Baba Baby!
Kelly Key concede entrevista exclusiva e, sempre sorrindo, fala de sua carreira e, claro, de seus videoclipes
Marcelo Mendonça (marcelo@clipestesia.com.br)
Clipestesia: Você já começou sua carreira quando os videoclipes eram sucesso e parte fundamental para divulgação de um artista de música pop. Seu primeiro clipe Baba, por exemplo, é uma grande produção com diversas locações e tem Marcello Novaes no elenco. Você foi totalmente conduzida pela gravadora nesse primeiro momento ou pode opinar sobre o que queria pro clipe e sua imagem?
Kelly Key: Não! Nesse momento não pude opinar muito. Só dei opinião a partir do segundo clipe, Anjo, que fazia parte do mesmo álbum.
Clipestesia: Em Adoleta, primeiro videoclipe do seu segundo álbum, sua imagem já está diferente da mostrada em Baba, Anjo e Cachorrinho. Qual foi a importância desse videoclipe pra condução de sua carreira?
KK: O clipe tem um clima mais jovem, de uma menininha (risos)! Ele usa mais cores claras, investe no rosa e a imagem de garota fatal dos clipes anteriores se mostra um pouco mais sutil. Meu público feminino aumentou muito depois desse clipe.
Clipestesia: Em 2006, quando a MTV anunciou que não exibiria mais videoclipes e os artistas brasileiros começaram a deixar a produção de videoclipes, você lançou o DVD “Toda Linda”, com 10 videoclipes produzidos especialmente para o DVD e sem pretensão de serem exibidos na TV. O grande investimento no videoclipe é uma exigência dos fãs?

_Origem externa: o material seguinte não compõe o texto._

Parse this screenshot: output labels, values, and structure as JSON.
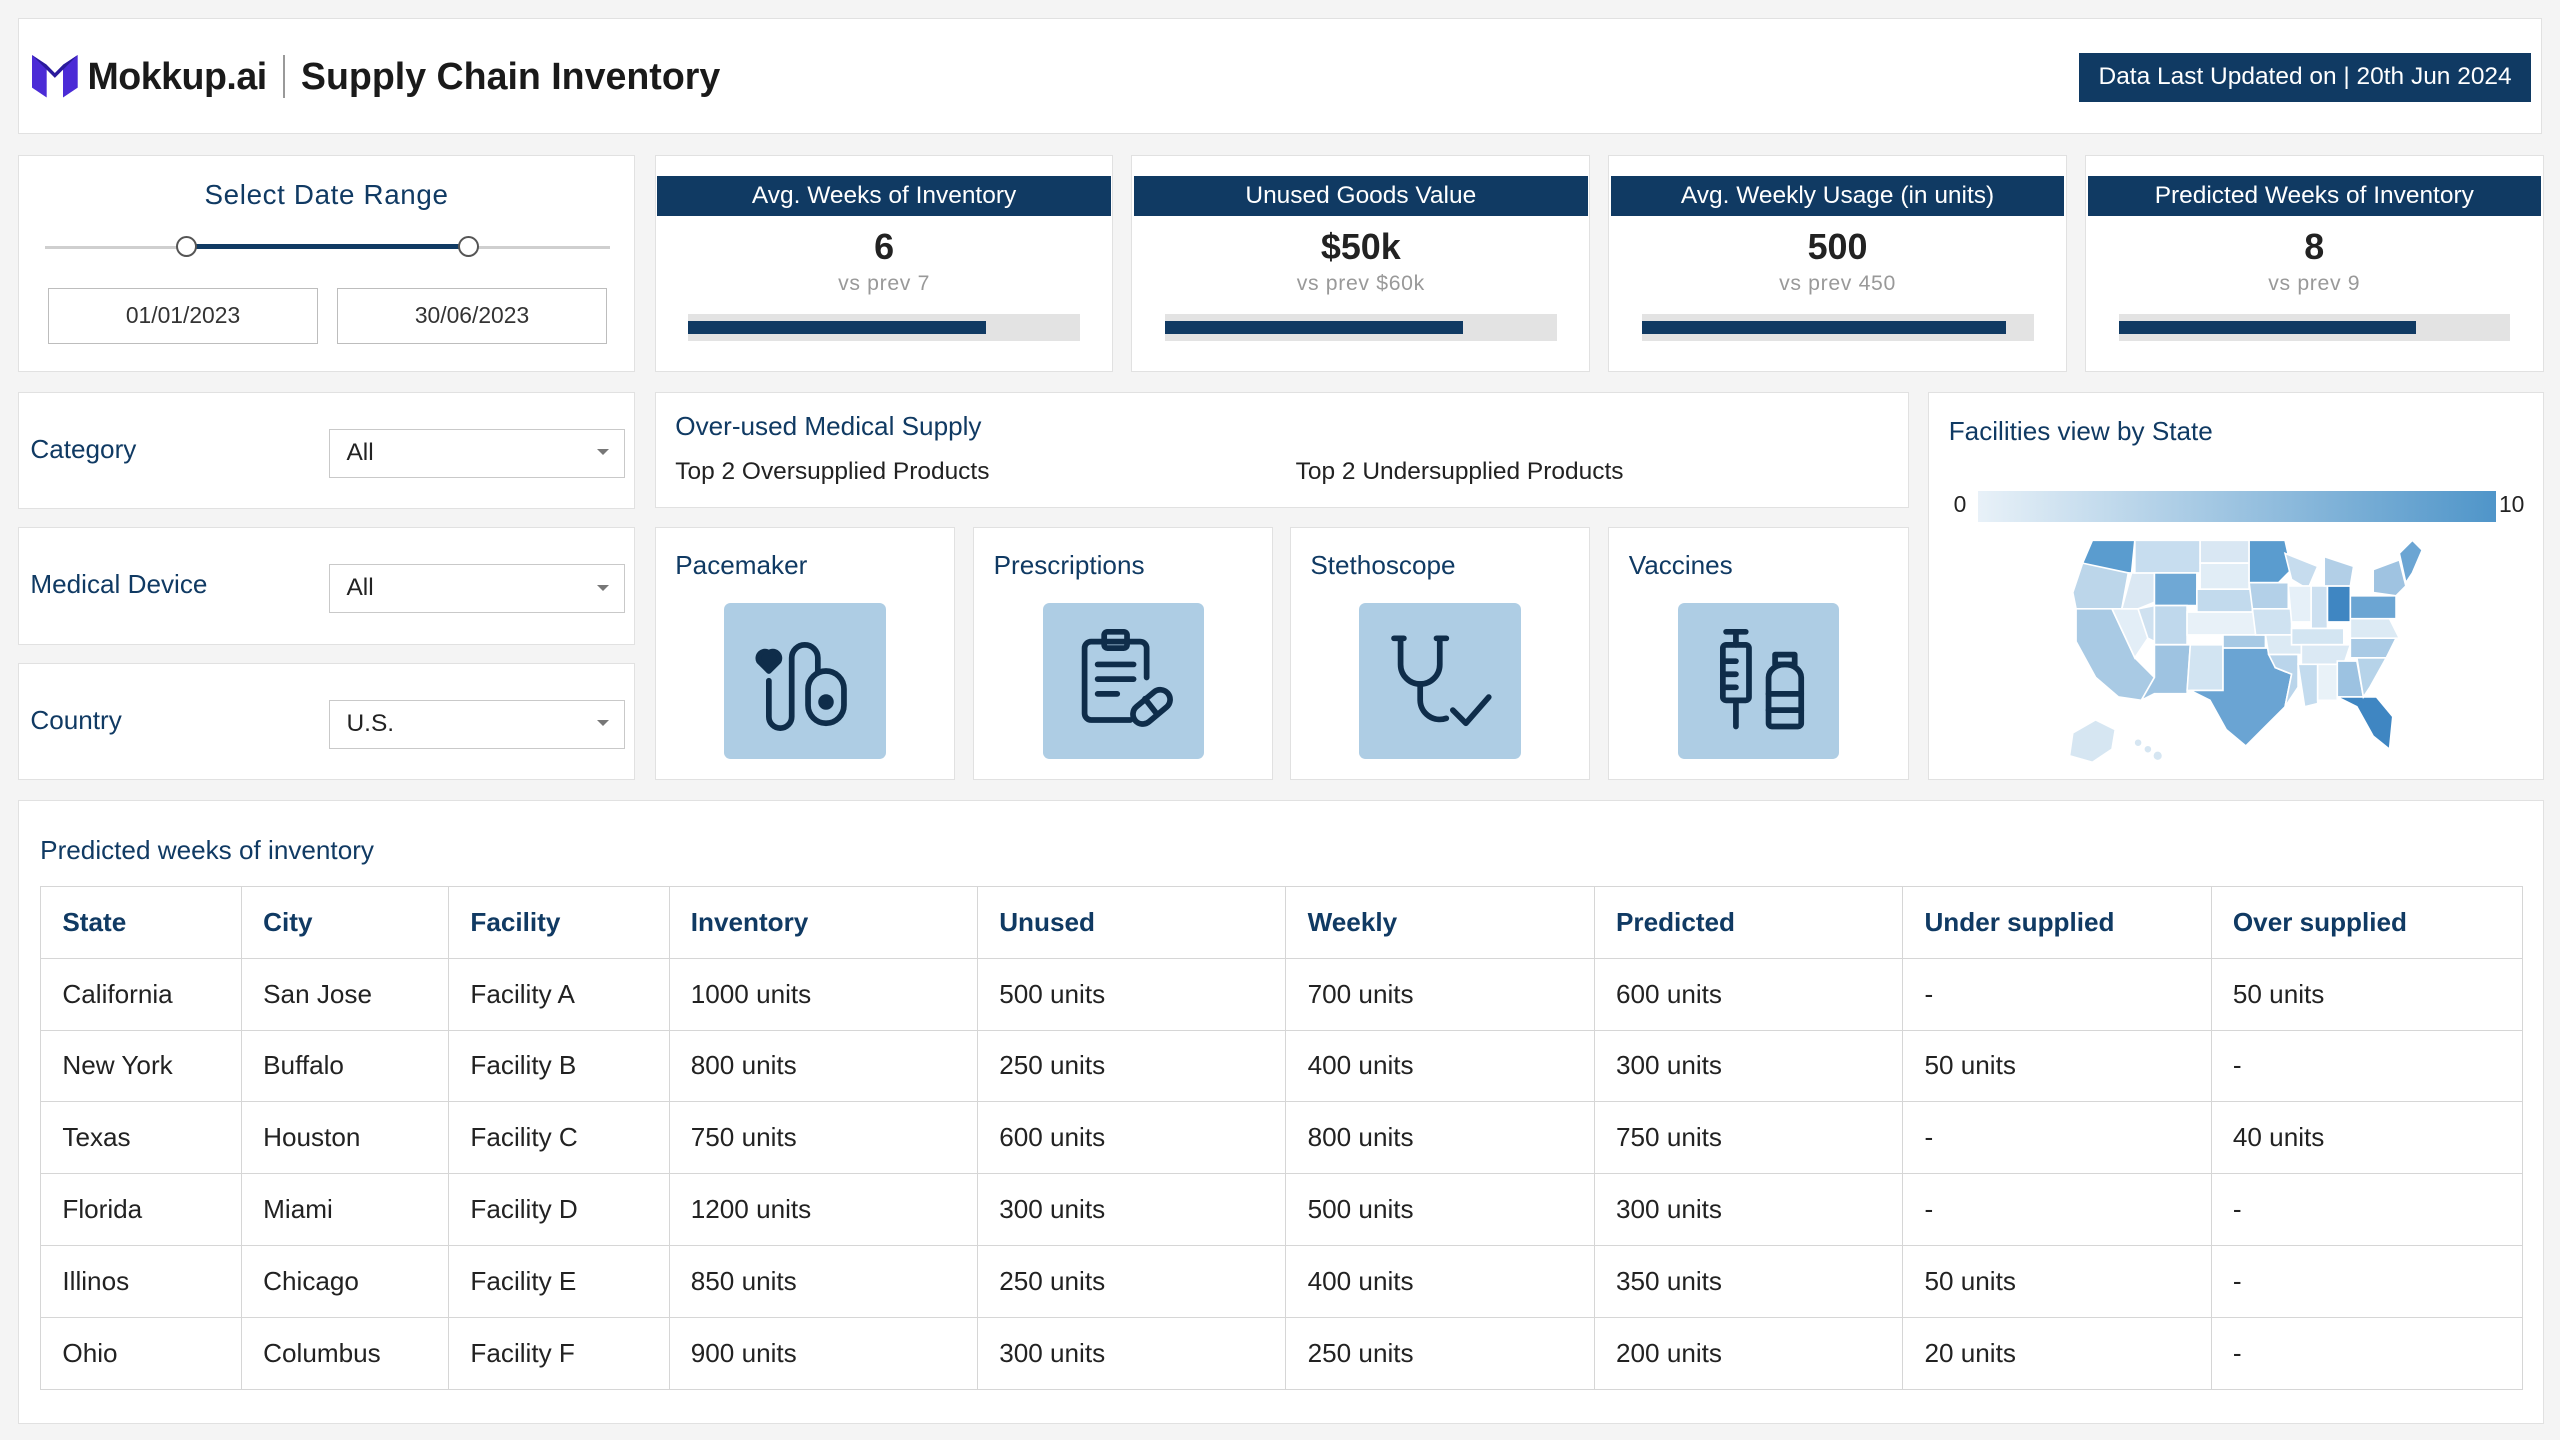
{
  "header": {
    "logo_text": "Mokkup.ai",
    "title": "Supply Chain Inventory",
    "updated": "Data Last Updated on | 20th Jun 2024"
  },
  "date_range": {
    "title": "Select Date Range",
    "start": "01/01/2023",
    "end": "30/06/2023"
  },
  "filters": [
    {
      "label": "Category",
      "value": "All"
    },
    {
      "label": "Medical Device",
      "value": "All"
    },
    {
      "label": "Country",
      "value": "U.S."
    }
  ],
  "kpis": [
    {
      "title": "Avg. Weeks of Inventory",
      "value": "6",
      "prev": "vs prev 7",
      "progress": 0.76
    },
    {
      "title": "Unused Goods Value",
      "value": "$50k",
      "prev": "vs prev $60k",
      "progress": 0.76
    },
    {
      "title": "Avg. Weekly Usage (in units)",
      "value": "500",
      "prev": "vs prev 450",
      "progress": 0.93
    },
    {
      "title": "Predicted Weeks of Inventory",
      "value": "8",
      "prev": "vs prev 9",
      "progress": 0.76
    }
  ],
  "overused": {
    "title": "Over-used Medical Supply",
    "top_over": "Top 2 Oversupplied Products",
    "top_under": "Top 2 Undersupplied Products"
  },
  "products": [
    {
      "label": "Pacemaker",
      "icon": "pacemaker-icon"
    },
    {
      "label": "Prescriptions",
      "icon": "prescription-icon"
    },
    {
      "label": "Stethoscope",
      "icon": "stethoscope-icon"
    },
    {
      "label": "Vaccines",
      "icon": "vaccine-icon"
    }
  ],
  "map": {
    "title": "Facilities view by State",
    "legend_min": "0",
    "legend_max": "10",
    "color_low": "#e8f1f8",
    "color_high": "#4f95c9"
  },
  "table": {
    "title": "Predicted weeks of inventory",
    "headers": [
      "State",
      "City",
      "Facility",
      "Inventory",
      "Unused",
      "Weekly",
      "Predicted",
      "Under supplied",
      "Over supplied"
    ],
    "rows": [
      [
        "California",
        "San Jose",
        "Facility A",
        "1000 units",
        "500 units",
        "700 units",
        "600 units",
        "-",
        "50 units"
      ],
      [
        "New York",
        "Buffalo",
        "Facility B",
        "800 units",
        "250 units",
        "400 units",
        "300 units",
        "50 units",
        "-"
      ],
      [
        "Texas",
        "Houston",
        "Facility C",
        "750 units",
        "600 units",
        "800 units",
        "750 units",
        "-",
        "40 units"
      ],
      [
        "Florida",
        "Miami",
        "Facility D",
        "1200 units",
        "300 units",
        "500 units",
        "300 units",
        "-",
        "-"
      ],
      [
        "Illinos",
        "Chicago",
        "Facility E",
        "850 units",
        "250 units",
        "400 units",
        "350 units",
        "50 units",
        "-"
      ],
      [
        "Ohio",
        "Columbus",
        "Facility F",
        "900 units",
        "300 units",
        "250 units",
        "200 units",
        "20 units",
        "-"
      ]
    ]
  }
}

KK: É também! Mas, na verdade, se não temos como nos expôr na televisão, é uma forma do público nos assistir em casa.
Clipestesia: As músicas que não foram trabalhadas por você como singles, também ganharam clipes “não-oficiais” no YouTube, feitos pelos fãs. Você costuma assistir a esses vídeos e consegue medir a importância deles pra sua divulgação?
KK: Esses são os que mais curto! Além de ser importante como divulgação, é uma maneira de mostrar o que a minha música significa na vida das pessoas que fizeram o vídeo. Procuro assistir o máximo que consigo. Até hoje tudo o que vi, adorei!
Clipestesia: Seu público foi variando de acordo com o tempo. O pop sensual deu lugar às canções com maior apelo infantil e, agora na Som Livre, você tem um perfil igualmente pop, mas menos infantil que o segundo e mais romântico que o primeiro. O que mudou na sua personalidade durante esses 8 anos de carreira e como isso foi refletido nos seus clipes?
KK: Bem, neste trabalho ainda não fizemos um clipe. As mudanças no trabalho vieram com meu amadurecimento pessoal. Acho que faz parte da carreira de qualquer um.
Clipestesia: O que podemos esperar da Kelly Key daqui pra frente?
KK: Só surpresas, muitas (risos)! Espero que todos gostem!
Clipestesia: Muito obrigado pela entrevista! Por último, você pode escolher algum clipe de qualquer outro artista? Qual você considera “o” clipe?
KK: Nossa, são muitos (risos)! Mas, acho que os clipes do Michael Jackson e da Britney são os melhores.